Minimum Training and Education
Once you’ve been officially designated a Certified Prenatal Yoga Teacher (CPYT), you’ll be qualified to lead women through the various physical and emotional challenges that precede childbirth. If you are a physician, OB/GYN Specialist, yoga teacher, or doula, you should complete a minimum of a YACEP (Yoga Alliance Continuing Education Provider) course related to teaching prenatal classes.
These are educational minimums. When you teach yoga, it is suggested to remain active in your continuing education for life. No occupation exists for a one and done course that contains all you need to know for every situation. Lastly, teachers of any subject must continue to research must be at the top of their game. The other option is to resign one’s self to be a teacher who only knows the basics from a time gone by.
Avoid Twists and Hardcore Inversions
As a newly minted prenatal yoga teacher who is qualified to teach pregnant students, you will want to stay away from particular techniques. Poses that require women to rigorously twist their abdomens, from side to side, can ultimately compress this region of the body. During the first trimester, women should likewise avoid jumping in and out of asanas, headstands, handstands and other poses that require them to hold their bodies in a delicately balanced position for several seconds.

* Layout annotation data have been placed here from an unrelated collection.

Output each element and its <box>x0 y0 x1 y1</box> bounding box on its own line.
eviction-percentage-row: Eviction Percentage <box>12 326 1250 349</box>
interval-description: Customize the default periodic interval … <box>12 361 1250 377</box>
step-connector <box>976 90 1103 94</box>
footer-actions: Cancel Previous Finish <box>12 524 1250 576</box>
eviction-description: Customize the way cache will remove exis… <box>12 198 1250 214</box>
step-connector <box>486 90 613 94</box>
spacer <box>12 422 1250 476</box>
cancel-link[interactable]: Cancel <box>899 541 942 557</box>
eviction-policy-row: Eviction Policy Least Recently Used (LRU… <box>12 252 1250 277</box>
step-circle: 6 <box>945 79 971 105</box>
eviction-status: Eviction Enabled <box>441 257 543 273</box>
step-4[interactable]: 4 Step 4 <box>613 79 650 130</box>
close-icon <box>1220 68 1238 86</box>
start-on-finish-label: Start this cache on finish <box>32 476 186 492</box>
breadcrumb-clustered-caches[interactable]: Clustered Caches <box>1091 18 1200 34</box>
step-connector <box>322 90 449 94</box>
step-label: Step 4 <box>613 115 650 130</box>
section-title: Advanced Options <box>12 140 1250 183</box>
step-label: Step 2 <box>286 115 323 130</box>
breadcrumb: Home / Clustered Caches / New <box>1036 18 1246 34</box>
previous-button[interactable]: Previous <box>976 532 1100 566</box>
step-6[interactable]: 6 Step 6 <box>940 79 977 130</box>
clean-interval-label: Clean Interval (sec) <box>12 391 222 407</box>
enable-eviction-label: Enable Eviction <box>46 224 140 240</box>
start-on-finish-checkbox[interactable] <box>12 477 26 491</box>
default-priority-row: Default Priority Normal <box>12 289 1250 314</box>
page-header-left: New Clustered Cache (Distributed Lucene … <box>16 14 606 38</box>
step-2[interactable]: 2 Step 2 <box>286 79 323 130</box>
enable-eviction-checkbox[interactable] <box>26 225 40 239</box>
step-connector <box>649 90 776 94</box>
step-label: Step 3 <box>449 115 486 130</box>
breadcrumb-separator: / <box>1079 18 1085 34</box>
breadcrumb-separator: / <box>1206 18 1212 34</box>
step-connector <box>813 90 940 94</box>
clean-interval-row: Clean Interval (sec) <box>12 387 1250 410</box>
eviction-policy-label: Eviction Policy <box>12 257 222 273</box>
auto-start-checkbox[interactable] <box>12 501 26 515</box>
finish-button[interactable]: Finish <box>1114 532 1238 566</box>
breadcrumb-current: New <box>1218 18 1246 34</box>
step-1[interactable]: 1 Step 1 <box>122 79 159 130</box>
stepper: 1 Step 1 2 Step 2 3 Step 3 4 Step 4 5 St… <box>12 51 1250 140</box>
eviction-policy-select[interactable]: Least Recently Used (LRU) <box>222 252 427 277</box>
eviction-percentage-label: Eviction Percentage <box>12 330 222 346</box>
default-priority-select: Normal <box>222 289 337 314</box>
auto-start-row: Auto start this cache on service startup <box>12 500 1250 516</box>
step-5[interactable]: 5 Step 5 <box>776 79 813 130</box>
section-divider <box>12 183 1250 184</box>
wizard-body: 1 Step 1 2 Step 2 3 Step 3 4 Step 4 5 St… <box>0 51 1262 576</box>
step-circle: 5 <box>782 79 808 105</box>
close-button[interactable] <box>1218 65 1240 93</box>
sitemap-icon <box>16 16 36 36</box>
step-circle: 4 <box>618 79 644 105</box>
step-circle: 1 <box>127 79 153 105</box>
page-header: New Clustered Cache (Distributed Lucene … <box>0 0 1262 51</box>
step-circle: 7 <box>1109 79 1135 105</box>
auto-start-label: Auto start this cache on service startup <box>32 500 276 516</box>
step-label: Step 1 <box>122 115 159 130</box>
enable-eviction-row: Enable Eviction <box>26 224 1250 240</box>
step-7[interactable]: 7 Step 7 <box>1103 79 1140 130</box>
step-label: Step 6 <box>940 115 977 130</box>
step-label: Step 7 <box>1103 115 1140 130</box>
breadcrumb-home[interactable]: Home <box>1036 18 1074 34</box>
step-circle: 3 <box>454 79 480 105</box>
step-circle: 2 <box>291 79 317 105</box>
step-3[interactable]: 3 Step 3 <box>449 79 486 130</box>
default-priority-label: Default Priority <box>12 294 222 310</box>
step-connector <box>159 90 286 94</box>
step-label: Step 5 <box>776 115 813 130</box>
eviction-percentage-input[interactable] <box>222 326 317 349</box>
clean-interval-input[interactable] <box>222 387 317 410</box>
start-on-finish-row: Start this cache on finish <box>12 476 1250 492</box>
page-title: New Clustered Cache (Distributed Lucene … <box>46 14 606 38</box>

As an instructor, you should also advise pregnant yoga students to avoid postures (asanas) that create internal abdominal pressure. Since the stomach area is designed to expand during pregnancy, students can forget about “no gain, no pain” methods for training their abs, until after their babies have been born. Compressing the fetus is just not in the baby’s best interest.
Recommend Poses Specifically Designed for Pregnant Women
While some poses should be avoided, you will still be left with dozens of other positions that can be quite helpful to women in various stages of pregnancy. The seated twisting poses, for example, can be easily replaced by open seated asanas such as Easy Pose or Bound Angle Pose. These particular poses, in fact, can strengthen both the pelvic muscles and the thighs.
The Triangle pose, which can also be perfectly designed for pregnant women, can improve body posture and provide relief from the chronic backaches that are so common after the first trimester. Light warm-up exercises, of course, can help with blood circulation and gently eliminate the knots that have developed in certain muscle groups.
Monitor Your Pregnant Yoga Students Closely
While you may have completed the required training, you should still give your pregnant students some extra attention. Firstly, if someone seems to be struggling with the easiest poses, then you might ask her to take a short break. Secondly, you prevent problems by heading off potentially troublesome issues, before they snowball into more severe problems. As a result, you can guarantee that all your students remain perfectly safe as they continue on toward childbirth.
In An Ideal World
In every studio, there should be a procedure for accepting students before they enter your class. To take last minute walk-ins without an application process is to invite disaster. Here is a perfect storm: A new student shows up to your Power Yoga class five minutes late, without speaking to you or anyone on staff.
At the end of class, she tells you she is three months pregnant and has a history of miscarriages. The reality is: This is the way people are. If you teach Yoga classes, you have to be prepared to protect people and their unborn children.
Procedure and Protocol
With that said, set up procedures that protect your students. Consider special prenatal classes or private sessions. Pregnant yoga students really do belong in a designated prenatal class. There are some instructors who can teach students with a variety of medical conditions and they remember every modification for each student. Be honest with yourself, if you can’t handle more than the modifications for each trimester, do you think your pregnant students should be in a typical class?
The bottom line is: Learn how to teach students who are pregnant, make sure your students have consulted with their physicians, know the warning signs, modify for each student, and make sure your class size has a limit that works for the safety of all your students.